HYPOTHESIS 2: API response caching with long TTL

  Evidence FOR:
  [INFERRED]  API middleware includes caching layer

  Evidence AGAINST:
  [CONFIRMED] curl -I shows Cache-Control: no-cache on dashboard endpoint
  [CONFIRMED] Two sequential API calls return identical data (but this is because
              the materialized view hasn't changed, not because of HTTP caching)
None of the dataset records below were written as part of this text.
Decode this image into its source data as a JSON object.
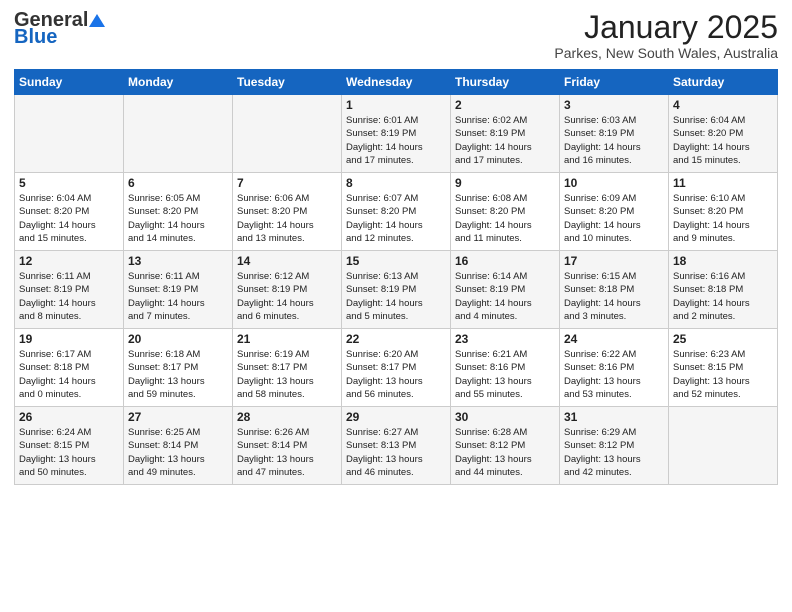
{
  "logo": {
    "general": "General",
    "blue": "Blue"
  },
  "header": {
    "title": "January 2025",
    "subtitle": "Parkes, New South Wales, Australia"
  },
  "days_of_week": [
    "Sunday",
    "Monday",
    "Tuesday",
    "Wednesday",
    "Thursday",
    "Friday",
    "Saturday"
  ],
  "weeks": [
    [
      {
        "day": "",
        "info": ""
      },
      {
        "day": "",
        "info": ""
      },
      {
        "day": "",
        "info": ""
      },
      {
        "day": "1",
        "info": "Sunrise: 6:01 AM\nSunset: 8:19 PM\nDaylight: 14 hours\nand 17 minutes."
      },
      {
        "day": "2",
        "info": "Sunrise: 6:02 AM\nSunset: 8:19 PM\nDaylight: 14 hours\nand 17 minutes."
      },
      {
        "day": "3",
        "info": "Sunrise: 6:03 AM\nSunset: 8:19 PM\nDaylight: 14 hours\nand 16 minutes."
      },
      {
        "day": "4",
        "info": "Sunrise: 6:04 AM\nSunset: 8:20 PM\nDaylight: 14 hours\nand 15 minutes."
      }
    ],
    [
      {
        "day": "5",
        "info": "Sunrise: 6:04 AM\nSunset: 8:20 PM\nDaylight: 14 hours\nand 15 minutes."
      },
      {
        "day": "6",
        "info": "Sunrise: 6:05 AM\nSunset: 8:20 PM\nDaylight: 14 hours\nand 14 minutes."
      },
      {
        "day": "7",
        "info": "Sunrise: 6:06 AM\nSunset: 8:20 PM\nDaylight: 14 hours\nand 13 minutes."
      },
      {
        "day": "8",
        "info": "Sunrise: 6:07 AM\nSunset: 8:20 PM\nDaylight: 14 hours\nand 12 minutes."
      },
      {
        "day": "9",
        "info": "Sunrise: 6:08 AM\nSunset: 8:20 PM\nDaylight: 14 hours\nand 11 minutes."
      },
      {
        "day": "10",
        "info": "Sunrise: 6:09 AM\nSunset: 8:20 PM\nDaylight: 14 hours\nand 10 minutes."
      },
      {
        "day": "11",
        "info": "Sunrise: 6:10 AM\nSunset: 8:20 PM\nDaylight: 14 hours\nand 9 minutes."
      }
    ],
    [
      {
        "day": "12",
        "info": "Sunrise: 6:11 AM\nSunset: 8:19 PM\nDaylight: 14 hours\nand 8 minutes."
      },
      {
        "day": "13",
        "info": "Sunrise: 6:11 AM\nSunset: 8:19 PM\nDaylight: 14 hours\nand 7 minutes."
      },
      {
        "day": "14",
        "info": "Sunrise: 6:12 AM\nSunset: 8:19 PM\nDaylight: 14 hours\nand 6 minutes."
      },
      {
        "day": "15",
        "info": "Sunrise: 6:13 AM\nSunset: 8:19 PM\nDaylight: 14 hours\nand 5 minutes."
      },
      {
        "day": "16",
        "info": "Sunrise: 6:14 AM\nSunset: 8:19 PM\nDaylight: 14 hours\nand 4 minutes."
      },
      {
        "day": "17",
        "info": "Sunrise: 6:15 AM\nSunset: 8:18 PM\nDaylight: 14 hours\nand 3 minutes."
      },
      {
        "day": "18",
        "info": "Sunrise: 6:16 AM\nSunset: 8:18 PM\nDaylight: 14 hours\nand 2 minutes."
      }
    ],
    [
      {
        "day": "19",
        "info": "Sunrise: 6:17 AM\nSunset: 8:18 PM\nDaylight: 14 hours\nand 0 minutes."
      },
      {
        "day": "20",
        "info": "Sunrise: 6:18 AM\nSunset: 8:17 PM\nDaylight: 13 hours\nand 59 minutes."
      },
      {
        "day": "21",
        "info": "Sunrise: 6:19 AM\nSunset: 8:17 PM\nDaylight: 13 hours\nand 58 minutes."
      },
      {
        "day": "22",
        "info": "Sunrise: 6:20 AM\nSunset: 8:17 PM\nDaylight: 13 hours\nand 56 minutes."
      },
      {
        "day": "23",
        "info": "Sunrise: 6:21 AM\nSunset: 8:16 PM\nDaylight: 13 hours\nand 55 minutes."
      },
      {
        "day": "24",
        "info": "Sunrise: 6:22 AM\nSunset: 8:16 PM\nDaylight: 13 hours\nand 53 minutes."
      },
      {
        "day": "25",
        "info": "Sunrise: 6:23 AM\nSunset: 8:15 PM\nDaylight: 13 hours\nand 52 minutes."
      }
    ],
    [
      {
        "day": "26",
        "info": "Sunrise: 6:24 AM\nSunset: 8:15 PM\nDaylight: 13 hours\nand 50 minutes."
      },
      {
        "day": "27",
        "info": "Sunrise: 6:25 AM\nSunset: 8:14 PM\nDaylight: 13 hours\nand 49 minutes."
      },
      {
        "day": "28",
        "info": "Sunrise: 6:26 AM\nSunset: 8:14 PM\nDaylight: 13 hours\nand 47 minutes."
      },
      {
        "day": "29",
        "info": "Sunrise: 6:27 AM\nSunset: 8:13 PM\nDaylight: 13 hours\nand 46 minutes."
      },
      {
        "day": "30",
        "info": "Sunrise: 6:28 AM\nSunset: 8:12 PM\nDaylight: 13 hours\nand 44 minutes."
      },
      {
        "day": "31",
        "info": "Sunrise: 6:29 AM\nSunset: 8:12 PM\nDaylight: 13 hours\nand 42 minutes."
      },
      {
        "day": "",
        "info": ""
      }
    ]
  ]
}
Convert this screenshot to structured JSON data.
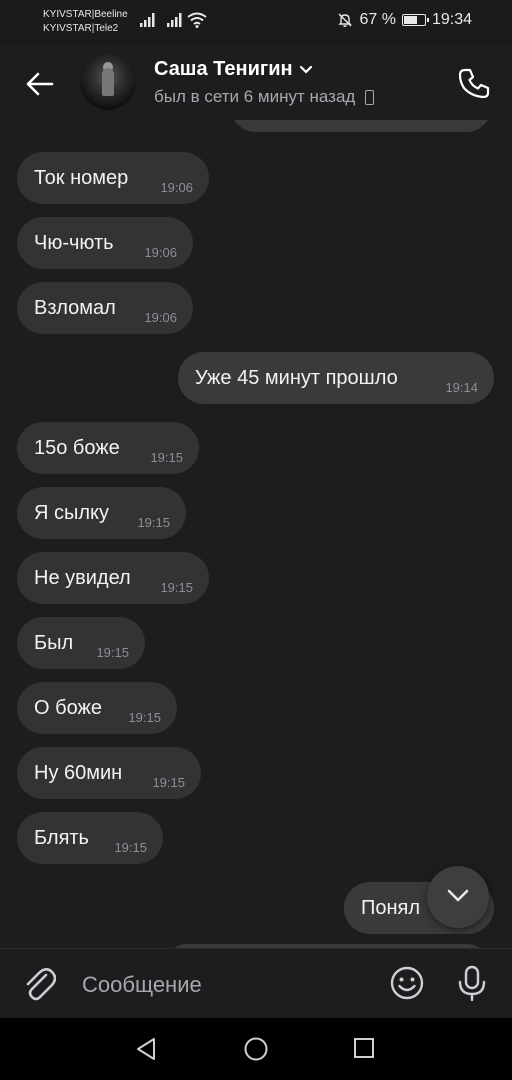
{
  "status_bar": {
    "carrier_1": "KYIVSTAR|Beeline",
    "carrier_2": "KYIVSTAR|Tele2",
    "battery_percent": "67 %",
    "battery_level": 0.67,
    "time": "19:34"
  },
  "header": {
    "contact_name": "Саша Тенигин",
    "last_seen": "был в сети 6 минут назад"
  },
  "messages": [
    {
      "direction": "in",
      "text": "Ток номер",
      "time": "19:06"
    },
    {
      "direction": "in",
      "text": "Чю-чють",
      "time": "19:06"
    },
    {
      "direction": "in",
      "text": "Взломал",
      "time": "19:06"
    },
    {
      "direction": "out",
      "text": "Уже 45 минут прошло",
      "time": "19:14"
    },
    {
      "direction": "in",
      "text": "15о боже",
      "time": "19:15"
    },
    {
      "direction": "in",
      "text": "Я сылку",
      "time": "19:15"
    },
    {
      "direction": "in",
      "text": "Не увидел",
      "time": "19:15"
    },
    {
      "direction": "in",
      "text": "Был",
      "time": "19:15"
    },
    {
      "direction": "in",
      "text": "О боже",
      "time": "19:15"
    },
    {
      "direction": "in",
      "text": "Ну 60мин",
      "time": "19:15"
    },
    {
      "direction": "in",
      "text": "Блять",
      "time": "19:15"
    },
    {
      "direction": "out",
      "text": "Понял",
      "time": ""
    }
  ],
  "composer": {
    "placeholder": "Сообщение"
  },
  "icons": {
    "back": "arrow-left-icon",
    "call": "phone-icon",
    "attach": "paperclip-icon",
    "emoji": "smiley-icon",
    "mic": "microphone-icon",
    "scroll": "chevron-down-icon"
  },
  "colors": {
    "background": "#1d1d1f",
    "bubble_in": "#333335",
    "bubble_out": "#3a3a3c",
    "secondary_text": "#a8a8ac"
  }
}
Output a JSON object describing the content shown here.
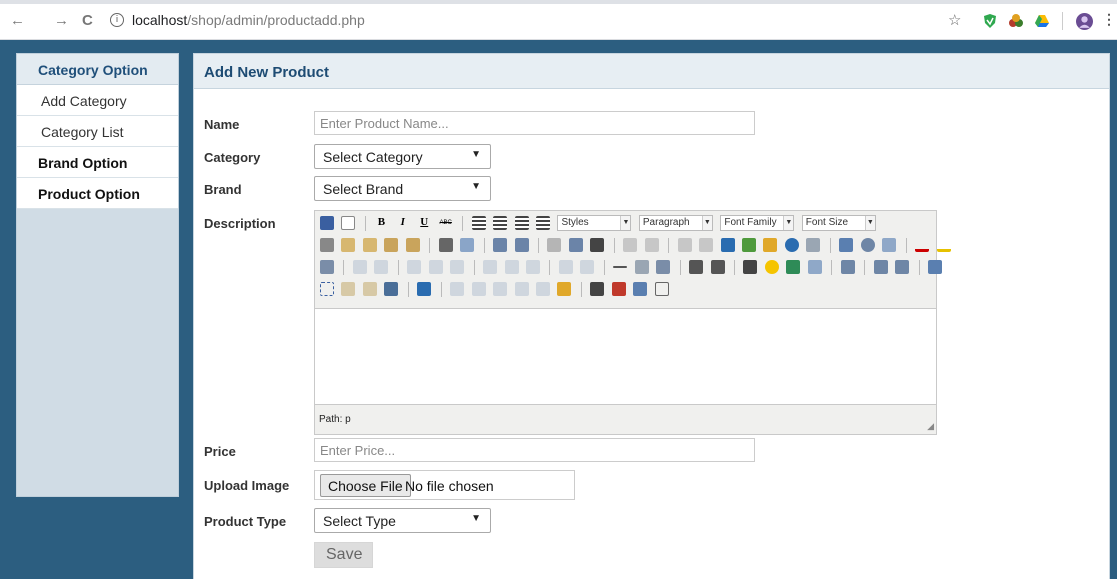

  Verdict: CONTRADICTED — confirmed evidence shows no HTTP caching
  Confidence: N/A (eliminated)

Decision Rules

| Scenario | Action | |----------|--------| | One hypothesis has CONFIRMED evidence, others contradicted | Present as root cause with HIGH confidence | | Multiple hypotheses have CONFIRMED evidence | Investigate interaction — may be multiple contributing factors | | Only INFERRED evidence for all hypotheses | STOP — run additional verification. Cannot conclude without CONFIRMED evidence | | All hypotheses contradicted | Form new hypotheses based on what you learned — see "Escalation" below | | Evidence is contradictory | Contradictions are gold — investigate the contradiction itself, it often IS the bug |

Escalation: When All Hypotheses Fail

If all hypotheses are contradicted or evidence is inconclusive, widen the investigation:

Check recent changes. Run git log --oneline --since="2 weeks ago" -- <relevant paths> to see what changed recently in the affected area. A hypothesis of "something changed recently that broke this" is always worth testing.
Check adjacent systems. The bug may not be in the component you investigated — it may be in something that feeds into it (an upstream service, a database trigger, a middleware, a build step).
Check infrastructure. Environment variables, deployment config, DNS, SSL, permissions — the "it works on my machine" class of bugs.
Reproduce and observe. If the project supports it, use Playwright or manual reproduction to observe the actual behavior step-by-step. Sometimes watching the bug happen reveals the cause.
Ask the user. If you've exhausted technical investigation, present what you've eliminated and ask the user for additional context. "I've ruled out X, Y, and Z. Can you tell me more about when this started or what changed?"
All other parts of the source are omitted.